Study identifies risk factors for endometrial cancer
An analysis of 149 scientific studies has identified 24 genetic variants which predispose women to endometrial cancer.
The systematic review, led by Emma Crosbie, Professor of Gynaecological Oncology from The University of Manchester, part of the NIHR Manchester Biomedical Research Centre (BRC), could help scientists develop targeted screening and prevention strategies for women at greatest risk of the disease.
Although each genetic variant, called single nucleotide polymorphysms (SNPS), changes cancer risk by a small fraction, when all 24 variants are combined in a so-called polygenic risk score, women who score within the top 1% have a risk of endometrial cancer more than three times higher than the average risk.
Published in the Journal of Medical Genetics, the study is the most comprehensive systematic review carried out to critically appraise the evidence on genetic variants implicated in predisposition to endometrial cancer.
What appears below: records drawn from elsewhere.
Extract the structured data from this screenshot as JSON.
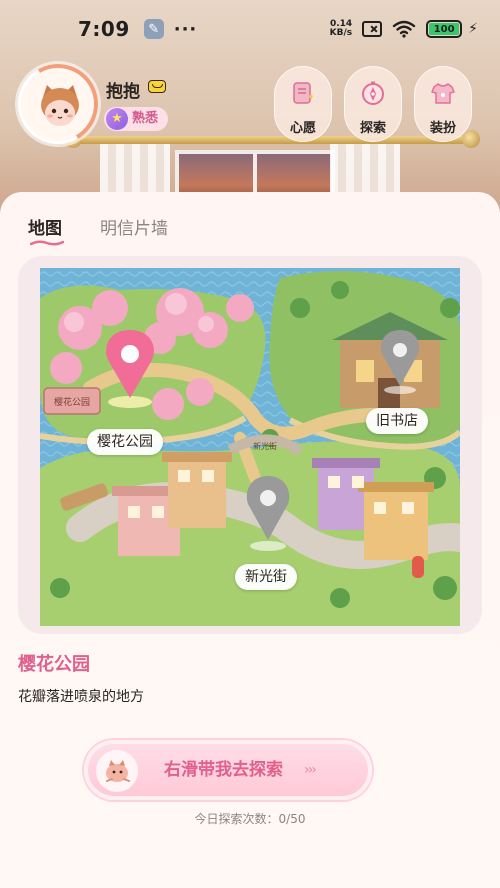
{
  "status_bar": {
    "time": "7:09",
    "net_speed_value": "0.14",
    "net_speed_unit": "KB/s",
    "battery": "100"
  },
  "profile": {
    "username": "抱抱",
    "level": "熟悉"
  },
  "top_buttons": [
    {
      "label": "心愿",
      "icon": "wish-list-icon"
    },
    {
      "label": "探索",
      "icon": "compass-icon"
    },
    {
      "label": "装扮",
      "icon": "outfit-icon"
    }
  ],
  "tabs": [
    {
      "label": "地图",
      "active": true
    },
    {
      "label": "明信片墙",
      "active": false
    }
  ],
  "map": {
    "locations": [
      {
        "name": "樱花公园",
        "selected": true
      },
      {
        "name": "旧书店",
        "selected": false
      },
      {
        "name": "新光街",
        "selected": false
      }
    ],
    "signs": {
      "park_gate": "樱花公园",
      "street_arch": "新光街",
      "bookshop": "旧书店"
    }
  },
  "selected_place": {
    "name": "樱花公园",
    "description": "花瓣落进喷泉的地方"
  },
  "action": {
    "slide_label": "右滑带我去探索",
    "arrows": "›››",
    "daily_count": "今日探索次数：0/50"
  },
  "colors": {
    "accent_pink": "#e0608e",
    "battery_green": "#38c76a",
    "sheet_bg": "#fff6f3"
  }
}
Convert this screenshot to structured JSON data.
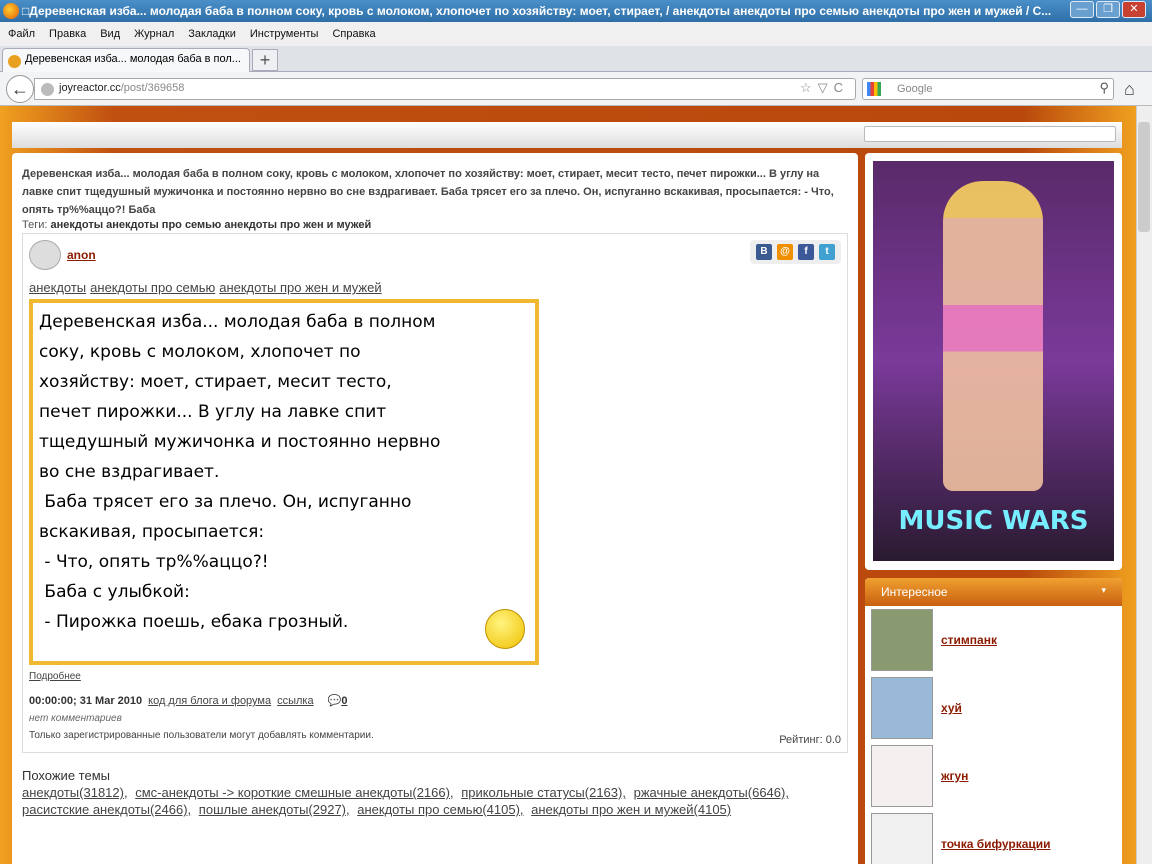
{
  "window": {
    "title": "□Деревенская изба... молодая баба в полном соку, кровь с молоком, хлопочет по хозяйству: моет, стирает, / анекдоты анекдоты про семью анекдоты про жен и мужей / С...",
    "min": "—",
    "max": "❐",
    "close": "✕"
  },
  "menu": [
    "Файл",
    "Правка",
    "Вид",
    "Журнал",
    "Закладки",
    "Инструменты",
    "Справка"
  ],
  "tab": {
    "label": "Деревенская изба... молодая баба в пол...",
    "new": "+"
  },
  "nav": {
    "url_host": "joyreactor.cc",
    "url_path": "/post/369658",
    "search_placeholder": "Google",
    "back": "←",
    "home": "⌂",
    "url_icons": "☆▽C",
    "search_icon": "⚲"
  },
  "post": {
    "intro": "Деревенская изба... молодая баба в полном соку, кровь с молоком, хлопочет по хозяйству: моет, стирает, месит тесто, печет пирожки... В углу на лавке спит тщедушный мужичонка и постоянно нервно во сне вздрагивает. Баба трясет его за плечо. Он, испуганно вскакивая, просыпается: - Что, опять тр%%аццо?! Баба",
    "tags_label": "Теги:",
    "tags_text": "анекдоты анекдоты про семью анекдоты про жен и мужей",
    "author": "anon",
    "share": [
      "B",
      "@",
      "f",
      "t"
    ],
    "links": [
      "анекдоты",
      "анекдоты про семью",
      "анекдоты про жен и мужей"
    ],
    "image_text": "Деревенская изба... молодая баба в полном\nсоку, кровь с молоком, хлопочет по\nхозяйству: моет, стирает, месит тесто,\nпечет пирожки... В углу на лавке спит\nтщедушный мужичонка и постоянно нервно\nво сне вздрагивает.\n Баба трясет его за плечо. Он, испуганно\nвскакивая, просыпается:\n - Что, опять тр%%аццо?!\n Баба с улыбкой:\n - Пирожка поешь, ебака грозный.",
    "more": "Подробнее",
    "datetime": "00:00:00; 31 Mar 2010",
    "code_link": "код для блога и форума",
    "link": "ссылка",
    "comments_count": "0",
    "no_comments": "нет комментариев",
    "reg_only": "Только зарегистрированные пользователи могут добавлять комментарии.",
    "rating": "Рейтинг: 0.0"
  },
  "related": {
    "title": "Похожие темы",
    "items": [
      "анекдоты(31812),",
      "смс-анекдоты -> короткие смешные анекдоты(2166),",
      "прикольные статусы(2163),",
      "ржачные анекдоты(6646),",
      "расистские анекдоты(2466),",
      "пошлые анекдоты(2927),",
      "анекдоты про семью(4105),",
      "анекдоты про жен и мужей(4105)"
    ]
  },
  "ad": {
    "logo": "MUSIC WARS"
  },
  "interesting": {
    "title": "Интересное",
    "items": [
      "стимпанк",
      "хуй",
      "жгун",
      "точка бифуркации"
    ]
  }
}
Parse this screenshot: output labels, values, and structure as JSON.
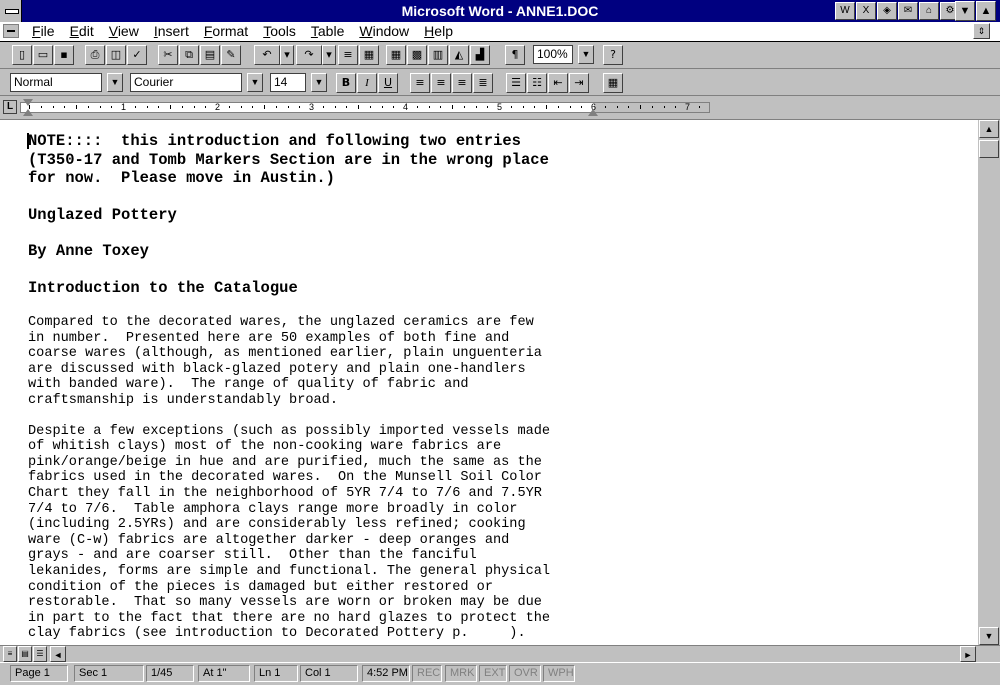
{
  "window": {
    "title": "Microsoft Word - ANNE1.DOC"
  },
  "menu": [
    "File",
    "Edit",
    "View",
    "Insert",
    "Format",
    "Tools",
    "Table",
    "Window",
    "Help"
  ],
  "formatting": {
    "style": "Normal",
    "font": "Courier",
    "size": "14",
    "bold": "B",
    "italic": "I",
    "underline": "U"
  },
  "toolbar": {
    "zoom": "100%",
    "pilcrow": "¶"
  },
  "ruler": {
    "numbers": [
      "1",
      "2",
      "3",
      "4",
      "5",
      "6",
      "7"
    ],
    "tab_selector": "L"
  },
  "document": {
    "note_lines": [
      "NOTE::::  this introduction and following two entries",
      "(T350-17 and Tomb Markers Section are in the wrong place",
      "for now.  Please move in Austin.)"
    ],
    "heading1": "Unglazed Pottery",
    "heading2": "By Anne Toxey",
    "heading3": "Introduction to the Catalogue",
    "para1": [
      "Compared to the decorated wares, the unglazed ceramics are few",
      "in number.  Presented here are 50 examples of both fine and",
      "coarse wares (although, as mentioned earlier, plain unguenteria",
      "are discussed with black-glazed potery and plain one-handlers",
      "with banded ware).  The range of quality of fabric and",
      "craftsmanship is understandably broad."
    ],
    "para2": [
      "Despite a few exceptions (such as possibly imported vessels made",
      "of whitish clays) most of the non-cooking ware fabrics are",
      "pink/orange/beige in hue and are purified, much the same as the",
      "fabrics used in the decorated wares.  On the Munsell Soil Color",
      "Chart they fall in the neighborhood of 5YR 7/4 to 7/6 and 7.5YR",
      "7/4 to 7/6.  Table amphora clays range more broadly in color",
      "(including 2.5YRs) and are considerably less refined; cooking",
      "ware (C-w) fabrics are altogether darker - deep oranges and",
      "grays - and are coarser still.  Other than the fanciful",
      "lekanides, forms are simple and functional. The general physical",
      "condition of the pieces is damaged but either restored or",
      "restorable.  That so many vessels are worn or broken may be due",
      "in part to the fact that there are no hard glazes to protect the",
      "clay fabrics (see introduction to Decorated Pottery p.     )."
    ]
  },
  "status": {
    "page": "Page 1",
    "sec": "Sec 1",
    "pages": "1/45",
    "at": "At 1\"",
    "ln": "Ln 1",
    "col": "Col 1",
    "time": "4:52 PM",
    "rec": "REC",
    "mrk": "MRK",
    "ext": "EXT",
    "ovr": "OVR",
    "wph": "WPH"
  }
}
The team was based at The University of Manchester, University of Cambridge and Manchester University NHS Foundation Trust, and was funded by the NIHR Manchester BRC.
“Manchester BRC’s cancer prevention and early detection research is helping transform the latest scientific breakthroughs in endometrial cancer, into lifesaving screening and treatments for patients.” said Professor Crosbie, BRC Cancer Early Detection Lead.
“Because many of the studies carried out to date have been of variable quality, we felt it was important to understand more fully genetic predispositions to endometrial cancer. We hope our work will facilitate personalised risk assessment so that prevention and screening could be targeted more efficiently.”
She added: “These genetic variants linked to endometrial cancer risk are involved in cell survival, oestrogen metabolism and transcriptional control - when the information stored in our DNA is converted into instructions for making proteins or other molecules.
“Studies with larger cohorts are needed to identify more variants with genome-wide significance but until data from larger and more diverse cohorts are available, these twenty-four SNPs are the most robust common genetic variants that affect endometrial cancer risk.”
The research is an important milestone in the study of endometrial cancer, the sixth most commonly occurring cancer in women and the 15th most commonly occurring cancer overall according to the World Cancer Research Fund.
In the UK there are about 8,600 new cases per year according to Cancer Research UK.
The team searched 2,674 abstracts, narrowing them down to 149 papers which were eligible for inclusion in the study.
Specifically, genetic variants in HNF1B, KLF, EIF2AK, CYP19A1, SOX4 and MYC were strongly associated with the cancer.
Nineteen variants were reported with genome-wide significance and a further five with suggestive significance.
They found no convincing evidence for the widely studied MDM2 variant rs2279744 as a risk factor.